Bevor es mit der finalen 1.000er Körnung zu Werke geht, entfernt der Fachmann noch mit Silikonentferner und Staubtuch den Abrieb der vorangegangenen Schleifgänge. Langsam wird der Scheinwerfer wieder etwas klarer. Den finalen Schleifgang führt Ertel „nass“ durch, indem er auf die Schleifscheibe mit weicher Unterlage Silikonentferner aufträgt. Auch auf den Scheinwerfer trägt er den Silikonentferner auf, bevor er die Schleifscheibe ansetzt. Nach einigen Minuten Schliff ist nun auch das Innenleben des Fluters wieder gut sichtbar. Bevor der Scheinwerfer neu beschichtet werden kann, wird noch einmal sauber entfettet und übriger Schleifstaub entfernt.

Neubeschichtung mit 2k-Lack

Würde der Scheinwerfer ohne eine Schutzschicht dem Sonnenlicht ausgesetzt werden, würde er in kürzester Zeit noch stärker vergilben oder zuvor. Daher ist eine Neubeschichtung unablässig. Ralf Ertel empfiehlt dafür den 2-in-1 Scheinwerferlack als 2k-Produkt. Gegenüber 1k-Produkten ist die UV- und die mechanische Beständigkeit höher. Dafür muss die Dose auf der Rückseite aktiviert werden, was den Härter im Inneren freisetzt und den Lack gebrauchsfertig macht.

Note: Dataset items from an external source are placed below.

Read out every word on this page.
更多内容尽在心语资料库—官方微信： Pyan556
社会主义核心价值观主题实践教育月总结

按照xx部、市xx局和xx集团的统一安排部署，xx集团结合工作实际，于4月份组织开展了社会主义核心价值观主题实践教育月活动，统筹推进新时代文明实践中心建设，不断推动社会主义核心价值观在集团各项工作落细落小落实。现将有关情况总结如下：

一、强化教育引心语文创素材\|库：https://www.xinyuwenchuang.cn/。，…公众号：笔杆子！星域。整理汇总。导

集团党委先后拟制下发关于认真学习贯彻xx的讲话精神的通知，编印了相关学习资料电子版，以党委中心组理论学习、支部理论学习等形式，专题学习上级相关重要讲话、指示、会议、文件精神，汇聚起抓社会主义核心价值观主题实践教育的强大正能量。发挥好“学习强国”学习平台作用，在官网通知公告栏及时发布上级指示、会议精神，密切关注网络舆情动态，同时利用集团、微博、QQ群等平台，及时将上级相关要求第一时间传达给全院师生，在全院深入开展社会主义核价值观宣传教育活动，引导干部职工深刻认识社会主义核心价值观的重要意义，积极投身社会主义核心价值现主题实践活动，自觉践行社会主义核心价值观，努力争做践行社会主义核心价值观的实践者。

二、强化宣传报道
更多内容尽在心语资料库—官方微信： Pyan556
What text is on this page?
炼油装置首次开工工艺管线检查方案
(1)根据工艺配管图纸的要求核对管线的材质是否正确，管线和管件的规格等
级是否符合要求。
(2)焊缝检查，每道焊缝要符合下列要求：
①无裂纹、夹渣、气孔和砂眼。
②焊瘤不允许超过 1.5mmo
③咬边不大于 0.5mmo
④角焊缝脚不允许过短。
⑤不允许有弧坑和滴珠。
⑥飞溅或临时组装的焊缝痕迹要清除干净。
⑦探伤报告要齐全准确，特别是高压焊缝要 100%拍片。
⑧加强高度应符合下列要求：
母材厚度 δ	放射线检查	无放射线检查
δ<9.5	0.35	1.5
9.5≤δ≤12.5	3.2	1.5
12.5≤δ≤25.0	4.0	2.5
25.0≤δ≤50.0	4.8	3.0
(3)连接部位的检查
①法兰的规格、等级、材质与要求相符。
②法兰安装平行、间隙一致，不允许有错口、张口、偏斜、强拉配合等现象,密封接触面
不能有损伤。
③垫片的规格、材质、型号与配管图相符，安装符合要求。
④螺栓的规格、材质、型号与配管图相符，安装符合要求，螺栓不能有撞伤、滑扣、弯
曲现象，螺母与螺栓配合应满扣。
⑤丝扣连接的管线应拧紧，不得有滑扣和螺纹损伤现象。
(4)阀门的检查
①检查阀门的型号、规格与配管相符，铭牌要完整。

In zwei Sprühgängen beschichtet der Profi den Scheinwerfer neu, bevor er trocken muss. Der Scheinwerfer ist wieder glasklar und sieht aus wie neu vom Band. Besonders im Vergleich zu dem noch vergilbten Exemplar ist der Unterschied gigantisch.

Stunde der Wahrheit auf dem Goniometer

Mit den Scheinwerfern geht es nun zum Lichtlabor von ams Osram. Auf dem Goniometer und seinem Lichtkanal werden normalerweise Nachrüst-LEDs und Produkte des Herstellers für die ECE-Norm überprüft. Für uns montiert Fabian Wagner, Quality Engineer bei ams Osram, auch die beiden gebrauchten Scheinwerfer auf der hochempfindlichen Messeinrichtung und fährt die Messfahrten nach ECE Norm ab.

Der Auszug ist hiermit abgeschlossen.